The Bungalow at Borrowash

At the time - in mid-1964 - this bungalow was the culmination of my mother's dreams - the first property she ever actually owned. She bought it when it was four bricks high and it was finished around July 1964. But not long after buying it she discovered it had been built illegally - none of the solicitors' searches had uncovered a "widening line" on the old A52 - the reason the house to the left was built further back from the road.

The old bungalow at Borrowash

The Bungalow at Borrowash

So before we could move in, we had to get the widening line lifted, which actually required an Act of Parliament. It sounds a drama, but in fact such things are common - the Borrowash Bypass had already been built so there was no need to widen the old A52 and the line was lifted in a few months.

When we moved in it looked a lot different. The porch wasn't enclosed and the glazing was simple in wooden frames. There was some dispute as to the actual address - the house had been built in an old gooseberry orchard in a space left for two houses. The Post Office had thoughtfully left two numbers - 179 and 181. The rating authority numbered from one end of the road and called it 181 - the Post Office numbered from the other end, called it 179, and returned the rating authority's letters "no such address".

The kerb was much higher and the drive massive concrete - probably impossible for a low modern car and really quite a problem for me on my bikes. The great expanse of tarmac today was then a lawn edged by tangerine roses from Harry Wheatcroft's - at 14, my responsibility, as was the old field hedge at the front of the property. My mother owned the triangular patch at the end and grew snapdragons and hollyhocks. The mordant palms don't help today's look.

The back garden was a nightmare. Rocks, stones, and gooseberry bushes. It's on the fringe of a glacial moraine. We did them in geography that year: "Please, sir, I know what a moraine is. I've dug one up." Behind the house was an unfenced field - now a small estate of houses.
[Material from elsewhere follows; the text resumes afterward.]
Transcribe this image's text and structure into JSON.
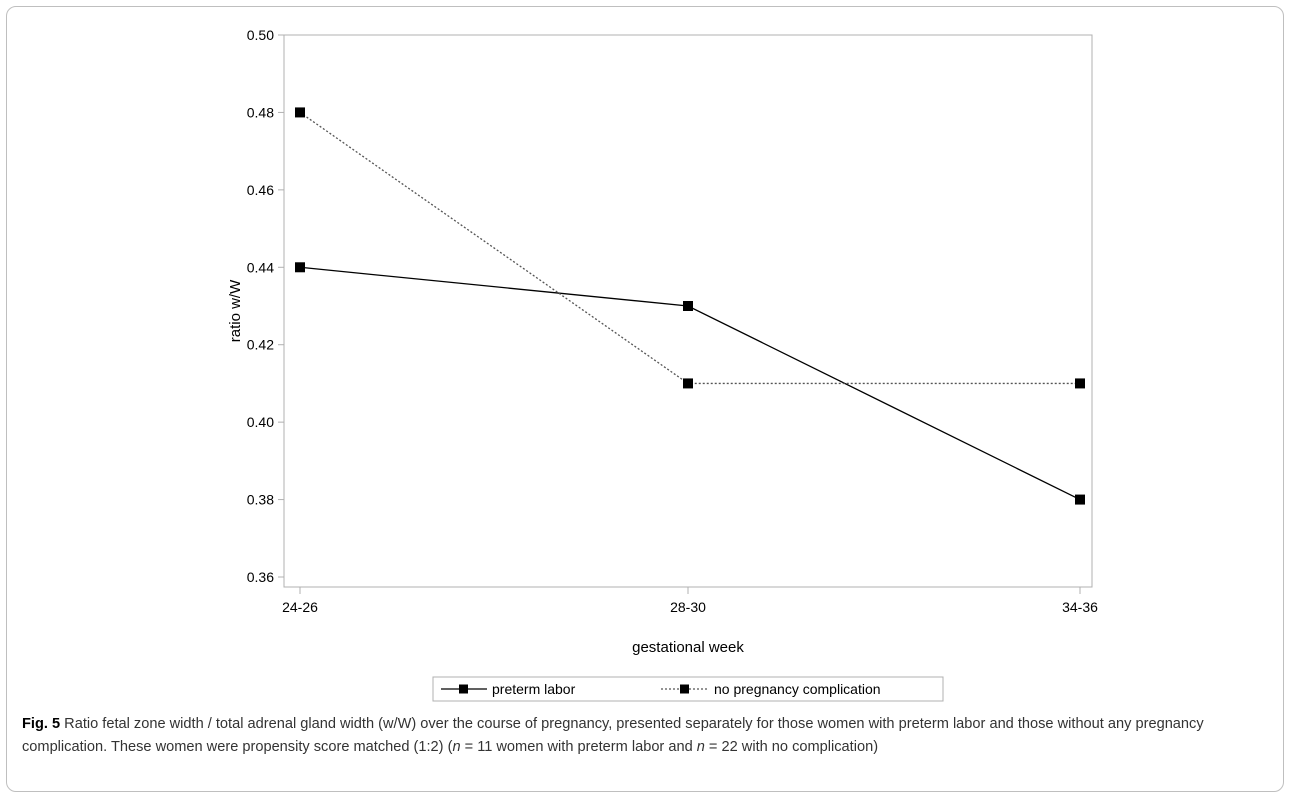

We left the garden for months, mainly because we were decorating inside, then had one massive gooseberry harvest and ripped out the plants. One day in autumn half-term I decided to have a go, and spent dawn to dusk heaving rocks, stones and bricks over the back fence. The next day I pegged some thin boards left by the builders into a sinuous curve and started shovelling. By the end of the day I had two flat sections of ground, riddled and raked for grass seed.

As was our habit at the time, my mother and I went shopping in Derby that Saturday. She was a friend of the legendary "Mad Harry" who sold crockery on Cockpit Hill - sadly all now swept away in the name of "efficiency". We went into Woolworths, picked up some grass seed, looked at other things and walked out - my mother suddenly realising she hadn't paid for the grass seed and spinning round to find a store detective right behind. So the lawn was sown in October.

The inside was quite modern. The lounge was the centrepiece - with a "picture window", possibly the biggest window anyone around had seen at the time but quite modest by today's standards. Single glazed, too. The fireplace was the main feature - a long piece of teak with concealed lighting above shining down two wooden panels either side of the chimney breast. First challenge - find out where in hell the electrician had got the orange-tinted filament lamps from.

But with the gas fire on low, the main light off and the backlights on, it was a wonderful place to take a girlfriend and many a happy hour was spent on that couch.